В окончательной и исчерпывающей трактовке эстетических проблем это влияние художественной формы нужно было бы проследить через все департаменты художественной деятельности. И это было бы одной из самых интересных частей такого исследования — оценить относительную силу, с которой искусство в своих различных отраслях способно успокаивать в то же время, когда оно возбуждает. Нам не нужно здесь предпринимать такое тщательное сравнительное исследование различных искусств. То, что было сказано о литературном творчестве, может быть применено по существу и к изобразительному производству. И это даже остается верным в отношении тех наиболее лирических и непосредственно выразительных искусств, которые кажутся совершенно лишенными объективной формы и интеллектуального содержания. Хотя часто говорилось, что низшие виды музыки являются чисто эмоциональными проявлениями, мы все же можем различить элемент формы в ритме, который регулирует даже самые простые песни и танцы. И создание этой формы, несомненно, требует определенного количества сознательного намерения и интеллектуальной деятельности. Поэтому естественно, что самое интенсивное и аномально усиленное чувство должно исключать возможность ритмического движения. Возвышенная радость и неистовое отчаяние в своих внешних проявлениях не только негармоничны и неграциозны, но и неритмичны.

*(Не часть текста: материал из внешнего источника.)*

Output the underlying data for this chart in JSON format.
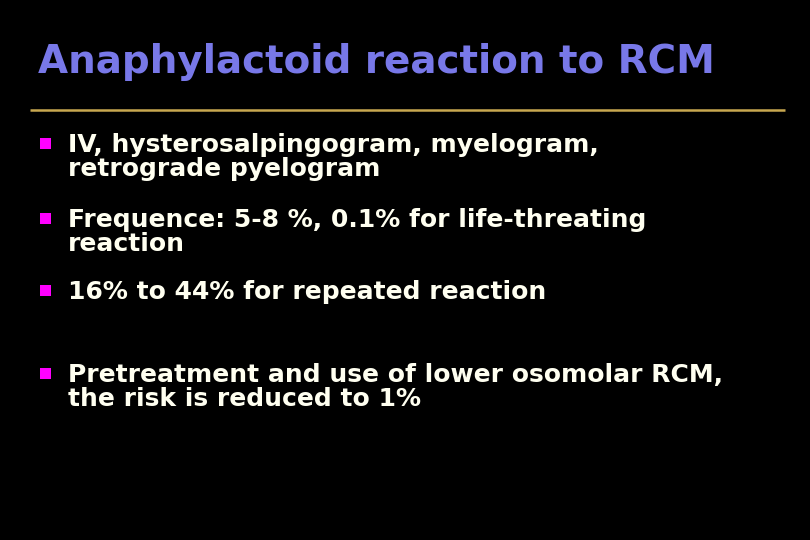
{
  "title": "Anaphylactoid reaction to RCM",
  "title_color": "#7878e8",
  "title_fontsize": 28,
  "background_color": "#000000",
  "separator_color": "#c8a850",
  "bullet_color": "#ff00ff",
  "text_color": "#fffff0",
  "bullet_points": [
    [
      "IV, hysterosalpingogram, myelogram,",
      "retrograde pyelogram"
    ],
    [
      "Frequence: 5-8 %, 0.1% for life-threating",
      "reaction"
    ],
    [
      "16% to 44% for repeated reaction"
    ],
    [
      "Pretreatment and use of lower osomolar RCM,",
      "the risk is reduced to 1%"
    ]
  ],
  "text_fontsize": 18,
  "fig_width": 8.1,
  "fig_height": 5.4,
  "dpi": 100
}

Но подчиняя выражение игу фиксированного временного порядка, мы можем преуспеть в его гармонизации. И в то время как регулярное повторение интервалов облегчает наши движения — которые благодаря этому выигрывают в легкости и грациозности — неистовость нашего чувства будет убавлена. Таким образом, возможно, что хотя ритм мощно усиливает музыкальное или драматическое возбуждение, он может в то же время оказывать сдерживающее влияние на гипернормальное чувство. И его эффекты в музыке и танце показывают нам, в самом простом и самом всеобъемлющем из всех примеров, важность художественной формы. Музыкальный катарсис или облегчение для ощущения всегда включает стимуляцию, но он может тем не менее воздействовать на нас как седативное средство. Чем больше элемент формы и внимание к форме приобретают значимость, тем более эффективным также является облегчающее влияние искусства. Там, где стимулирующий элемент преобладает в произведении искусства, там облегчение менее полно.
Этот контраст, который можно наблюдать на всех стадиях художественного развития, является в высшей степени заметным в античном искусстве, где высокие и низкие формы часто встречаются в тесном соседстве. Превосходство греческой музыки над фригийской музыкой было излюбленной темой старых писателей об искусстве, и легенда о состязании между Аполлоном и Марсием служила мифологической вариацией на ту же тему. Лира и флейта стояли как символы двух различных классов искусства, из которых один был неистовым, оргиастическим и варварским, в то время как другой был спокоен в своей олимпийской безмятежности.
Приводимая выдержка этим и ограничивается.